Y en ese punto acaba Lessing un opúsculo escrito desde una
idea panteísta de Dios que choca, necesariamente, con el afán ilustrado de
quien quiere abrirse camino con la Razón en la senda llena de espinos de la
superstición humana. Lo que defiende Lessing es que solo la idea de Dios nos
hace mejores y le da sentido a nuestras vidas, pero la ética no religiosa es
capaz de proveer a cualquiera de los mismos valores positivos sin tener que ceder
ante una explicación tan simple de nuestra existencia como especie sobre el planeta.
Se vive tan humanamente sin la ficción de Dios que a algunos nos resulta
incomprensible el empecinamiento de nuestros congéneres en vivirla, la ficción,
con una pasión que desborda nuestra capacidad de entendimiento. Sí, seguramente
la religión es una sumisión gozosa al misterio, ese concepto que, para Lessing,
difiere mucho de cómo se entendía en los albores del descubrimiento «razonado»

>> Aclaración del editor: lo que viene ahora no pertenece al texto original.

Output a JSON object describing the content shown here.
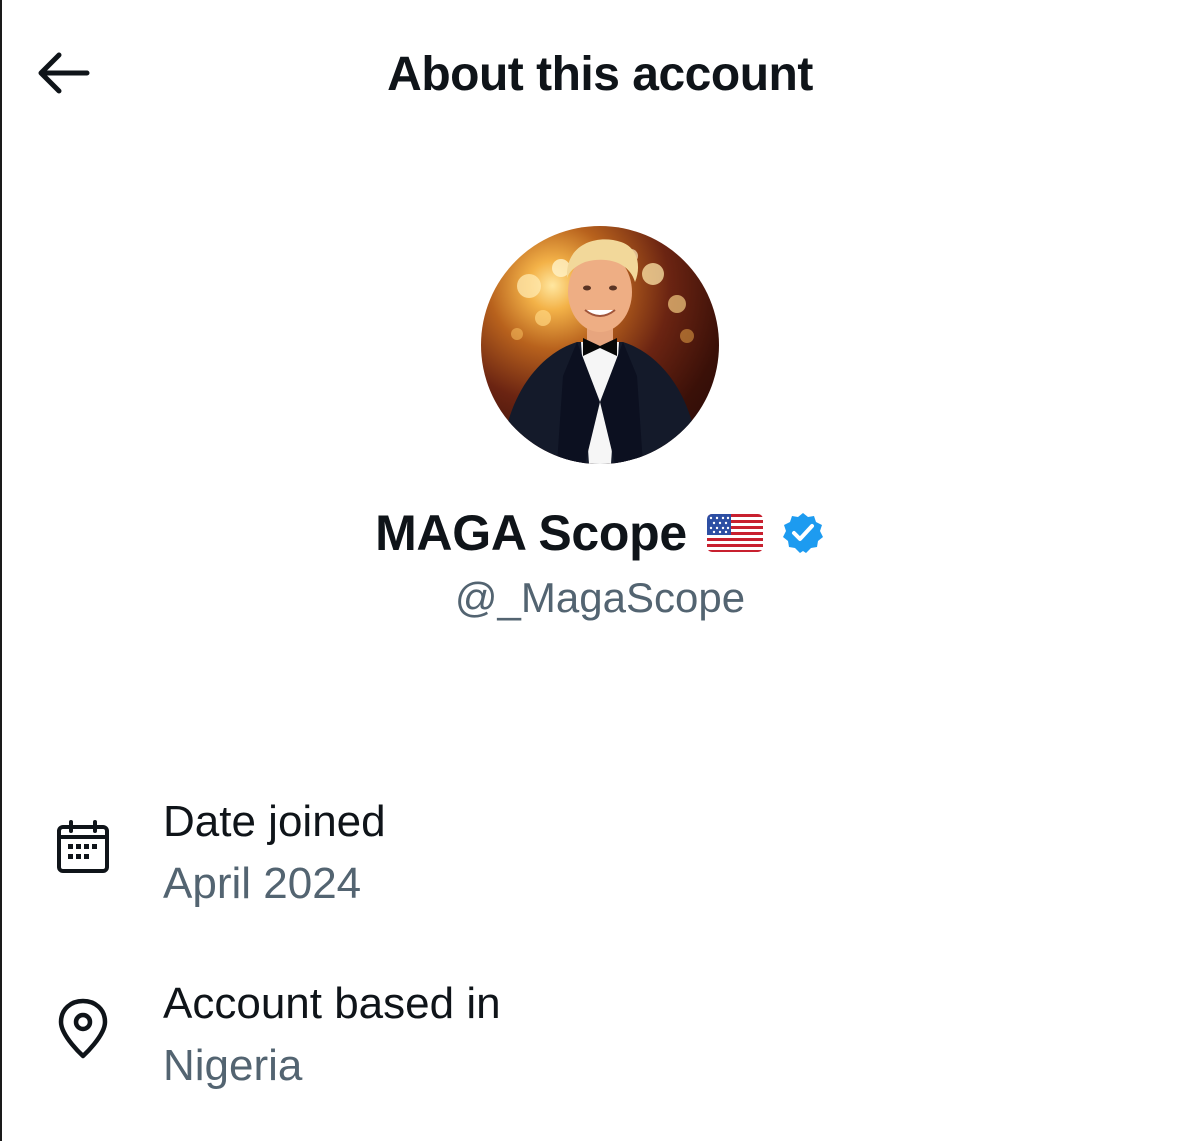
{
  "header": {
    "title": "About this account",
    "back_icon": "arrow-left-icon"
  },
  "profile": {
    "display_name": "MAGA Scope",
    "flag_emoji": "🇺🇸",
    "verified": true,
    "handle": "@_MagaScope",
    "avatar_icon": "profile-photo"
  },
  "details": [
    {
      "icon": "calendar-icon",
      "label": "Date joined",
      "value": "April 2024"
    },
    {
      "icon": "location-pin-icon",
      "label": "Account based in",
      "value": "Nigeria"
    }
  ],
  "colors": {
    "text_primary": "#0f1419",
    "text_secondary": "#536471",
    "verified_blue": "#1d9bf0"
  }
}
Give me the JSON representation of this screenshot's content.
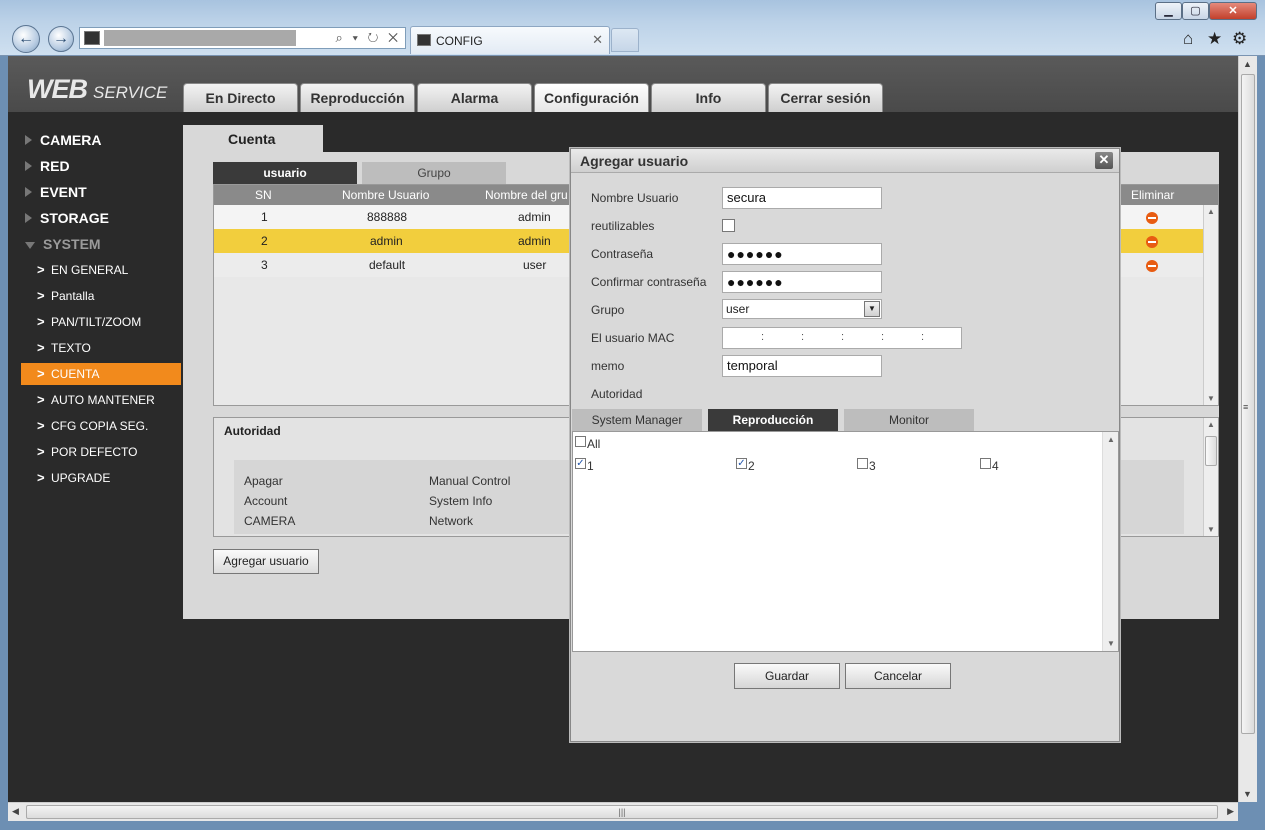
{
  "browser": {
    "tab_title": "CONFIG",
    "win_min": "▁",
    "win_max": "▢",
    "win_close": "✕"
  },
  "app": {
    "logo_web": "WEB",
    "logo_service": "SERVICE",
    "main_tabs": [
      "En Directo",
      "Reproducción",
      "Alarma",
      "Configuración",
      "Info",
      "Cerrar sesión"
    ],
    "active_main_tab": "Configuración"
  },
  "sidebar": {
    "top_items": [
      "CAMERA",
      "RED",
      "EVENT",
      "STORAGE",
      "SYSTEM"
    ],
    "sub_items": [
      "EN GENERAL",
      "Pantalla",
      "PAN/TILT/ZOOM",
      "TEXTO",
      "CUENTA",
      "AUTO MANTENER",
      "CFG COPIA SEG.",
      "POR DEFECTO",
      "UPGRADE"
    ],
    "active_sub": "CUENTA"
  },
  "content": {
    "tab_title": "Cuenta",
    "subtabs": [
      "usuario",
      "Grupo"
    ],
    "table": {
      "headers": [
        "SN",
        "Nombre Usuario",
        "Nombre del gru",
        "Eliminar"
      ],
      "rows": [
        {
          "sn": "1",
          "name": "888888",
          "group": "admin"
        },
        {
          "sn": "2",
          "name": "admin",
          "group": "admin"
        },
        {
          "sn": "3",
          "name": "default",
          "group": "user"
        }
      ],
      "selected_row": 2
    },
    "authority": {
      "title": "Autoridad",
      "items": [
        "Apagar",
        "Account",
        "CAMERA",
        "Manual Control",
        "System Info",
        "Network"
      ]
    },
    "add_user_button": "Agregar usuario"
  },
  "modal": {
    "title": "Agregar usuario",
    "close": "✕",
    "labels": {
      "username": "Nombre Usuario",
      "reusable": "reutilizables",
      "password": "Contraseña",
      "confirm": "Confirmar contraseña",
      "group": "Grupo",
      "mac": "El usuario MAC",
      "memo": "memo",
      "authority": "Autoridad"
    },
    "values": {
      "username": "secura",
      "reusable": false,
      "password": "●●●●●●",
      "confirm": "●●●●●●",
      "group": "user",
      "mac_separator": ":",
      "memo": "temporal"
    },
    "perm_tabs": [
      "System Manager",
      "Reproducción",
      "Monitor"
    ],
    "active_perm_tab": "Reproducción",
    "permissions": {
      "all_label": "All",
      "all_checked": false,
      "channels": [
        {
          "label": "1",
          "checked": true
        },
        {
          "label": "2",
          "checked": true
        },
        {
          "label": "3",
          "checked": false
        },
        {
          "label": "4",
          "checked": false
        }
      ]
    },
    "save": "Guardar",
    "cancel": "Cancelar"
  },
  "icons": {
    "back": "←",
    "forward": "→",
    "home": "⌂",
    "star": "★",
    "gear": "⚙",
    "chevron": ">",
    "check": "✓",
    "arrow_up": "▲",
    "arrow_down": "▼",
    "grip": "≡",
    "addr_tools": "⌕ ▾ ↻ ✕",
    "tab_close": "✕",
    "hscroll_grip": "|||"
  }
}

del Dios único, sede de la realidad toda, fundamento y destino último de ella. Se
trata de una superstición, en efecto, pero he de añadir que, junto a la barbarie
intolerante que ha generado a lo largo de la Historia -e incluso en la
Prehistoria-, no es menos cierto que esa creencia ha contribuido ampliamente al
desarrollo tanto del pensamiento como, sobre todo, del arte, algo que me parece
indiscutible. ¡Qué sería del turismo europeo de los agnósticos sin las visitas
a los templos y a las ruinas! Yo viví inmerso en la acrítica cultura religiosa
de mis progenitores hasta los 14 años. Ni un día más ni un día menos. Desde entonces
esa ficción ha quedado relegada, para mí, a un capítulo interesantísimo de la
antropología, la abstrusa «filosofía» de la religión, excepción hecha de la
gloriosa mística, y poco más. «Siervas», «esclavas», y otras denominaciones semejantes
de algunas órdenes religiosas dan fe del poder de esa ficción, del mismo modo
que las Actas de los mártires cristianos -que he leído con delectación-
dan fe del menosprecio de la propia vida ante la afirmación del Dios mudo y
oculto a cuyos representantes en la Tierra tanto cuesta creer… Como escribió Wallace Stvens: Es la creencia y no el dios lo que cuenta.